The excuses many pests use for seeing garbage like Transformers 2 is “escapism”; this idea that they are moved into this new world and it’s crazy and its beautiful and exciting. Let’s face it, many people lead boring lives. They go to work and sit at a desk for eight hours then they come home to a woman that looks nothing like Megan Fox, and they repeat this over and over again. Movies free up the mind to and spark all sorts of happy plugs in the brain. Immersion is the name of the game and what better way to do that than to throw 8+ stories of screen combined with 12,000 watts of audio at their ear drums.

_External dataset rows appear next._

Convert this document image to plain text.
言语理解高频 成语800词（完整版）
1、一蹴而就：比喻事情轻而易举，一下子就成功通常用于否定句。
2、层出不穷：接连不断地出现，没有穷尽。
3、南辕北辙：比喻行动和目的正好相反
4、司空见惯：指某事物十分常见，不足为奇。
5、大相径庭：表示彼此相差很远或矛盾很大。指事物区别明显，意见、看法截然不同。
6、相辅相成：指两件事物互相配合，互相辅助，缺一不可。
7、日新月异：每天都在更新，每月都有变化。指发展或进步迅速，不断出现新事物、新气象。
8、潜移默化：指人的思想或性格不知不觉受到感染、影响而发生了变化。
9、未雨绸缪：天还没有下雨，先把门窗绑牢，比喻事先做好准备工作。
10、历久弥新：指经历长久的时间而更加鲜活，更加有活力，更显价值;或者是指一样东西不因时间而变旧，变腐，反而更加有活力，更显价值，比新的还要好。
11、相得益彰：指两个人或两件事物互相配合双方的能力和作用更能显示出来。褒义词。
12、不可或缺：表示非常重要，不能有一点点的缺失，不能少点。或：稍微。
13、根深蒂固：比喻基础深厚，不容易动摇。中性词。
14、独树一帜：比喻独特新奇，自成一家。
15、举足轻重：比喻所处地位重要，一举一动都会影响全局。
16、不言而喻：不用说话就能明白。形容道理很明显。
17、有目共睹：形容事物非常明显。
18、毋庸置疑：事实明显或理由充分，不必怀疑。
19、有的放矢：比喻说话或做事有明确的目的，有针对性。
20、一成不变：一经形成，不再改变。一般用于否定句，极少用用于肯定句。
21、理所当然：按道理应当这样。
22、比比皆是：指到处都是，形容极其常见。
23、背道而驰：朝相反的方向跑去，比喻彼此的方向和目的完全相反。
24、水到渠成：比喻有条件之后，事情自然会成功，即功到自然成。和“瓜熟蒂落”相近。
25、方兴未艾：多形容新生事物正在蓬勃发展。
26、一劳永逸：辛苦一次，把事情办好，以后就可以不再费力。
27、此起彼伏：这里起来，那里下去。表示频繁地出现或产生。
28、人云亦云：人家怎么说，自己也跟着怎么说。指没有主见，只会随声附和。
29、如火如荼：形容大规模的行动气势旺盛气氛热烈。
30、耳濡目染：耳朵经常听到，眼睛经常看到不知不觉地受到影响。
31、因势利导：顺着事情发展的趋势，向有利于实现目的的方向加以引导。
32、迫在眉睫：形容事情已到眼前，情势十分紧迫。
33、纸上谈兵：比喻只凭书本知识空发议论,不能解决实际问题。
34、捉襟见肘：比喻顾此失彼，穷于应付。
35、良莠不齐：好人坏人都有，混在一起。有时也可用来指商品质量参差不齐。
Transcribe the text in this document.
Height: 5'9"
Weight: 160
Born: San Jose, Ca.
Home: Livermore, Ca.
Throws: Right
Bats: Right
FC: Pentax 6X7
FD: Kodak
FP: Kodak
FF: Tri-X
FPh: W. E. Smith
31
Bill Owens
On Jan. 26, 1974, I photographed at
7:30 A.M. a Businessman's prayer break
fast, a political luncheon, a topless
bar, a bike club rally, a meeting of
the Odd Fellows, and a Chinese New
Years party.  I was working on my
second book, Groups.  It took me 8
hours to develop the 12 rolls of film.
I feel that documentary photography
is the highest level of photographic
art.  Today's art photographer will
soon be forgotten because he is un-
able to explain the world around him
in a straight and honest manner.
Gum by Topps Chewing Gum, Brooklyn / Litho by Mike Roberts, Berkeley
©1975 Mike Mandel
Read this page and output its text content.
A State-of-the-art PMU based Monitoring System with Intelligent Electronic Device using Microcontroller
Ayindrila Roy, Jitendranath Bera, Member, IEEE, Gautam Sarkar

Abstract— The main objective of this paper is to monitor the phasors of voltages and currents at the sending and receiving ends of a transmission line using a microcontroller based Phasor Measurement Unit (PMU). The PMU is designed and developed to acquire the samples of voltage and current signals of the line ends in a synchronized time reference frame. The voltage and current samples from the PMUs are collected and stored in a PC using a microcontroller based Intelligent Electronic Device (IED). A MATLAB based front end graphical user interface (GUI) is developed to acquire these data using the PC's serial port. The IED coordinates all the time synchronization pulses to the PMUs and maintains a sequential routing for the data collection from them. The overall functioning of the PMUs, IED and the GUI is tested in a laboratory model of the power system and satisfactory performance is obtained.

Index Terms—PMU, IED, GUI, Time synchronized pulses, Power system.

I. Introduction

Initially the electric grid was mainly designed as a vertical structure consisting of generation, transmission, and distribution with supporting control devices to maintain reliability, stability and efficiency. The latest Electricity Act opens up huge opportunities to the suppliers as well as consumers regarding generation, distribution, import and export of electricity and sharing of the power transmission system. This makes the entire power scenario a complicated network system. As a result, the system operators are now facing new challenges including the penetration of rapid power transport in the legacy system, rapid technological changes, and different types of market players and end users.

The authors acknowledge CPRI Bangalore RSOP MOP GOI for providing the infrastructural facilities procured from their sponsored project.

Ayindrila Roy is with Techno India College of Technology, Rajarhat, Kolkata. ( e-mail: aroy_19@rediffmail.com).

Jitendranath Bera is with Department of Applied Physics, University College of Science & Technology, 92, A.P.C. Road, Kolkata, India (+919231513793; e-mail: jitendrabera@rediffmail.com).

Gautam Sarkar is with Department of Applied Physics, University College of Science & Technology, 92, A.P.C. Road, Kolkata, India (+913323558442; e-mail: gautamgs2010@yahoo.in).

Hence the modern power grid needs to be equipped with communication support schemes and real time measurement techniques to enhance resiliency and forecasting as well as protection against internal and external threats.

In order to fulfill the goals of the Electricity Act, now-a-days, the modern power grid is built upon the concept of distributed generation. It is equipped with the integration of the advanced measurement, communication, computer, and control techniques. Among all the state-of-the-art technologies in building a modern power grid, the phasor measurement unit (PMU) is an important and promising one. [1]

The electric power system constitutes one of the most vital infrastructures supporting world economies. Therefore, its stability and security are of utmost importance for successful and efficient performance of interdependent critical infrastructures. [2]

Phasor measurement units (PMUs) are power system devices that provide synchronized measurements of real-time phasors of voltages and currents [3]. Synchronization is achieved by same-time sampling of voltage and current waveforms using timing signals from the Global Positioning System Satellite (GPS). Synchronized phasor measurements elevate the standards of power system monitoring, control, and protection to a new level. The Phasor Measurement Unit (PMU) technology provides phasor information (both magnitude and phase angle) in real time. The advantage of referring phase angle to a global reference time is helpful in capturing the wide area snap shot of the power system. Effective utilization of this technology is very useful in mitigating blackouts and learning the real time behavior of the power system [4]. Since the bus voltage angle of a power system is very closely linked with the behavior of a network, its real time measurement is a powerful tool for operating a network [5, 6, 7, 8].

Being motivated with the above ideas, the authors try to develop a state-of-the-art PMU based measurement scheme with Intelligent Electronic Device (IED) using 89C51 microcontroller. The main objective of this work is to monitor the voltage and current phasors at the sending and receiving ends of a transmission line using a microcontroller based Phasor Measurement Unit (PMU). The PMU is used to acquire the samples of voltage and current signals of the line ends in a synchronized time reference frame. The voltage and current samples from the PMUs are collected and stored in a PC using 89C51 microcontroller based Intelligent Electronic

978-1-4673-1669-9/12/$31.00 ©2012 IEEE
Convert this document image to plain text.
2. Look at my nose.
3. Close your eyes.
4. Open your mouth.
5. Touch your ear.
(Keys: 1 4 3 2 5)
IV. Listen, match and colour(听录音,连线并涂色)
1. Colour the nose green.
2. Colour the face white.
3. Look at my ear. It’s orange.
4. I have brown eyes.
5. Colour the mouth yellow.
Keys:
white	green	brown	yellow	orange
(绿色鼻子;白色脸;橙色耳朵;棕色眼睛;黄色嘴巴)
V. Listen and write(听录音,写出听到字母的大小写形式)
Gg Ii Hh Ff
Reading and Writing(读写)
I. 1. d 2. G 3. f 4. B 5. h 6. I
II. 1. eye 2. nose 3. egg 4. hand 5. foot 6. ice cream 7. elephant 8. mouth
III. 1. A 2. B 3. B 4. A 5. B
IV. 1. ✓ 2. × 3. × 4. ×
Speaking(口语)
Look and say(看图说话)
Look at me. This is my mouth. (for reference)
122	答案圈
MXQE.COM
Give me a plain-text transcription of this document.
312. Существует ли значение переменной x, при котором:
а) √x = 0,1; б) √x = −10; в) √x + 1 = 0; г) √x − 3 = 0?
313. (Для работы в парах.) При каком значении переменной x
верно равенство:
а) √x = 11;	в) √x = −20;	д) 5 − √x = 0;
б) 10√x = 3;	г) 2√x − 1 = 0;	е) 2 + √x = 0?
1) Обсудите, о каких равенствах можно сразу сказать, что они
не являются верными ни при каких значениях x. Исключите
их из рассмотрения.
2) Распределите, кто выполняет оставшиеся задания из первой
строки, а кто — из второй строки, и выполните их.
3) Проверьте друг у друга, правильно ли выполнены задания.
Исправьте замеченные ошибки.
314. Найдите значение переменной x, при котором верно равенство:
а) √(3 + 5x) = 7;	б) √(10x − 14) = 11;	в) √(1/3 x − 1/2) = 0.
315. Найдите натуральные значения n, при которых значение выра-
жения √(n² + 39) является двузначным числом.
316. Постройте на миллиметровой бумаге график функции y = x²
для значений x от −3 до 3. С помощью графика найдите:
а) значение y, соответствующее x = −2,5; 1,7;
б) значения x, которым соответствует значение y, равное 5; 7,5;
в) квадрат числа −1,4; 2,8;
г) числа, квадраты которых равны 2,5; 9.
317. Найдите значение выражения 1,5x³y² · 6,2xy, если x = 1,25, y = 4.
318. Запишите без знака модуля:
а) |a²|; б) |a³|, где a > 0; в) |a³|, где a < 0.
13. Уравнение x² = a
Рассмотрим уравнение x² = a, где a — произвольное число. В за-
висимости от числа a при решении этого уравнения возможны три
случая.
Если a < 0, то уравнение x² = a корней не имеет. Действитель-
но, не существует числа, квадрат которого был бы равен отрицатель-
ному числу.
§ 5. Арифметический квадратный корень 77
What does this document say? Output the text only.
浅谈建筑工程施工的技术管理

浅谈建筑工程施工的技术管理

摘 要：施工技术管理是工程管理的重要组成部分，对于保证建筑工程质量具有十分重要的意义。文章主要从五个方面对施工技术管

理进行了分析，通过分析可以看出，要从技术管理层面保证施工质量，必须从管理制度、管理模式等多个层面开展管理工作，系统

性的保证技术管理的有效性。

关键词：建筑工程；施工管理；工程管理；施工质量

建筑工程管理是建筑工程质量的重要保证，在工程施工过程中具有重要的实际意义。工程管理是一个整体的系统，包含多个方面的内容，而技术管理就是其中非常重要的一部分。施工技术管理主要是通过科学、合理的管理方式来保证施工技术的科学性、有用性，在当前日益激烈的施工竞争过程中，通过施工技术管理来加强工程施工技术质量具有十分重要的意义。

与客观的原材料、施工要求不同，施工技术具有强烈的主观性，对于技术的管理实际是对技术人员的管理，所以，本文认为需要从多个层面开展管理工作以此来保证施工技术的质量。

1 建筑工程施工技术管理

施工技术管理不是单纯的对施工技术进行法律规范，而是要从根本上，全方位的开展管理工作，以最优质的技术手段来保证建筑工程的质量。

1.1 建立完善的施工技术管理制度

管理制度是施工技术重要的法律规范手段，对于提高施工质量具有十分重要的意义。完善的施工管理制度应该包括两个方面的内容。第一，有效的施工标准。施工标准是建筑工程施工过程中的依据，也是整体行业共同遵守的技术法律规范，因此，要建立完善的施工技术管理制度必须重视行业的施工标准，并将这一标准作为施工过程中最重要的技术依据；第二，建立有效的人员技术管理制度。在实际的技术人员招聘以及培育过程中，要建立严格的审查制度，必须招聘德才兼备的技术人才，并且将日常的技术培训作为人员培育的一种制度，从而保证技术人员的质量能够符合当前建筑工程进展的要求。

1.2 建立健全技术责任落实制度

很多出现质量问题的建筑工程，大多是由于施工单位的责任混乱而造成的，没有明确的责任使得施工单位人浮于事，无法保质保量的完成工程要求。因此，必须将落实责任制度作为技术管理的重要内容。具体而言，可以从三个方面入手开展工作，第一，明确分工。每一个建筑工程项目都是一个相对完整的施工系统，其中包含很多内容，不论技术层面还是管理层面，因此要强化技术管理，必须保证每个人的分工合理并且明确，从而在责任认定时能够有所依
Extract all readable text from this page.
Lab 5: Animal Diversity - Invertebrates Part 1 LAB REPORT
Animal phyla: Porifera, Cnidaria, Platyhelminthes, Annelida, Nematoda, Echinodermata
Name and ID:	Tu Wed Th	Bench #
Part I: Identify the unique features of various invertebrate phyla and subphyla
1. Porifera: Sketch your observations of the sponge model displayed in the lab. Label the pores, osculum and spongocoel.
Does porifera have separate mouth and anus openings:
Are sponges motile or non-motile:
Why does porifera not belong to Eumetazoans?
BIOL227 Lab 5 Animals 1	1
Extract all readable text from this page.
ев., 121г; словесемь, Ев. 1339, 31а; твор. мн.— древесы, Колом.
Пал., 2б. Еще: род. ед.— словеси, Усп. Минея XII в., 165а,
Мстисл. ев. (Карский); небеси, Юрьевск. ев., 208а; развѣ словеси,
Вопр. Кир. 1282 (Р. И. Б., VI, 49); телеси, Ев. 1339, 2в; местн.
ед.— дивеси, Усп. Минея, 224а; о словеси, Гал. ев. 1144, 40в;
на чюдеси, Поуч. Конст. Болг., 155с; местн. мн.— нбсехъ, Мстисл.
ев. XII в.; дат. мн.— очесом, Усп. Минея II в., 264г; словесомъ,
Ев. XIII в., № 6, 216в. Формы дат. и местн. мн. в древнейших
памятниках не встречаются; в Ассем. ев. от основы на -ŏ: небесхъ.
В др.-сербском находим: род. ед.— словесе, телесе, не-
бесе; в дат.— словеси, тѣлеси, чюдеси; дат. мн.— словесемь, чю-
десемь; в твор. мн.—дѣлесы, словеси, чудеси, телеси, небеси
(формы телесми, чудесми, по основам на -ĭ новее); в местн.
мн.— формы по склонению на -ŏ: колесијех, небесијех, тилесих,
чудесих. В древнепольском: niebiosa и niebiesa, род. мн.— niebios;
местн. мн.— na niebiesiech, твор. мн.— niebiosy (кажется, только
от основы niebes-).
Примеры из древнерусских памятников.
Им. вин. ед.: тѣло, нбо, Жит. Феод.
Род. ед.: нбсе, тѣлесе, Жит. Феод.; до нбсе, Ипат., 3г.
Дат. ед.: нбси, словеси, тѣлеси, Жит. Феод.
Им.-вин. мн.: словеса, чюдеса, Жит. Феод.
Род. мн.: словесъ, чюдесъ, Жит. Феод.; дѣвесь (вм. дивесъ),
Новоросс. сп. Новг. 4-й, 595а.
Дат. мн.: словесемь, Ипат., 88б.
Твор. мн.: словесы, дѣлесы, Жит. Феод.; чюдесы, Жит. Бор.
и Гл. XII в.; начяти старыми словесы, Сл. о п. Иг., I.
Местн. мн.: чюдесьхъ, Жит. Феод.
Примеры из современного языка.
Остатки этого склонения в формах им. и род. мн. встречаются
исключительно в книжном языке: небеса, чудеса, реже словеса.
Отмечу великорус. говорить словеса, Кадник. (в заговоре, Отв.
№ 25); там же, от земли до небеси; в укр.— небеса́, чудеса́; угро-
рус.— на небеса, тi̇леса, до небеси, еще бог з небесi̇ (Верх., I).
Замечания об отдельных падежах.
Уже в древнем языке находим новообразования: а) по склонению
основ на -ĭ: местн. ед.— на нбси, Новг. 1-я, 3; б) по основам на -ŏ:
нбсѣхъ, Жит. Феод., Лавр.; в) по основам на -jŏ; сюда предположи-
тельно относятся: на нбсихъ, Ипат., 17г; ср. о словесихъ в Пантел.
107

Ladies and Gentlemen I give you… IMAX.
IMAX has been around for years, but it has really started to expand in the last 5-10. Film after film are now being refitted for IMAX and people are flocking to the theaters. Christopher Nolan boosted IMAX popularity even more when he filmed parts of the sequel to the Batman reboot, The Dark Knight, on IMAX cameras, a first in Hollywood. Michael Bay followed suit with parts of Transformers 2, showing audiences just how tall Optimus Prime would appear if he were real. This heightened sense of scale aided enormously in the audiences enjoyment of the film and brought forth the idea of IMAX taking over conventional theaters and becoming the new standard. 35mm has been around forever and is no longer as mesmerizing and untouchable as it once was, it’s time for IMAX and IMAX Digital to step up.
But of course the obvious response is cost. Building the IMAX theaters, converting the older conventional theaters, and the ticket prices that go along with IMAX viewings. Well for one this would not happen over night, there are definite economics issues that need to be addressed. IMAX prices are way to high. In New York City, IMAX 3D tickets are going up to 19.50! That is absolute insanity. Ticket prices for IMAX need to be lowered by as much as 7 dollars in order to have a shot at replacing established multiplexes. Now I bet some of you are saying “35mm is just fine” “we don’t need IMAX” “this is all too expensive” and I’ll counter that with a simple No.
People are tired of going to the theater and having to deal with high food and beverage prices, rude folks who talk through-out the entire film, and overall lack of control for an experience that they feel they can replicate in their house. With companies like Sharp making 100+ inch TVs there’s only a matter of time people stop going to their local cinema in favor of their massive flat screen and iTunes movie subscriptions. What IMAX does is it gives consumers an experience they can’t dream of replicating, unless they’ve got Steven Spielberg money. At say $12.50-15.00 for IMAX experience, people will feel as though they’re not being entirely ripped off.
Christopher Nolan has said “There’s simply nothing like seeing a movie that way…it’s more immersive for the audience. I wish I could shoot the entire thing this way.” and Jon Favreau, director of the Iron Man franchise, stated in an interview with Aintitcool.com “Yeah, I loved watching DARK KNIGHT in the IMAX format. It’s the first time I saw a movie in that format that wasn’t made just for IMAX. And a lot of it I think was very, I think it was very effective.” The filmmakers of tomorrow are very excited about the format and if IMAX can get the prices down and continue expanding, they can very easily become the saviors of the Movie Theater.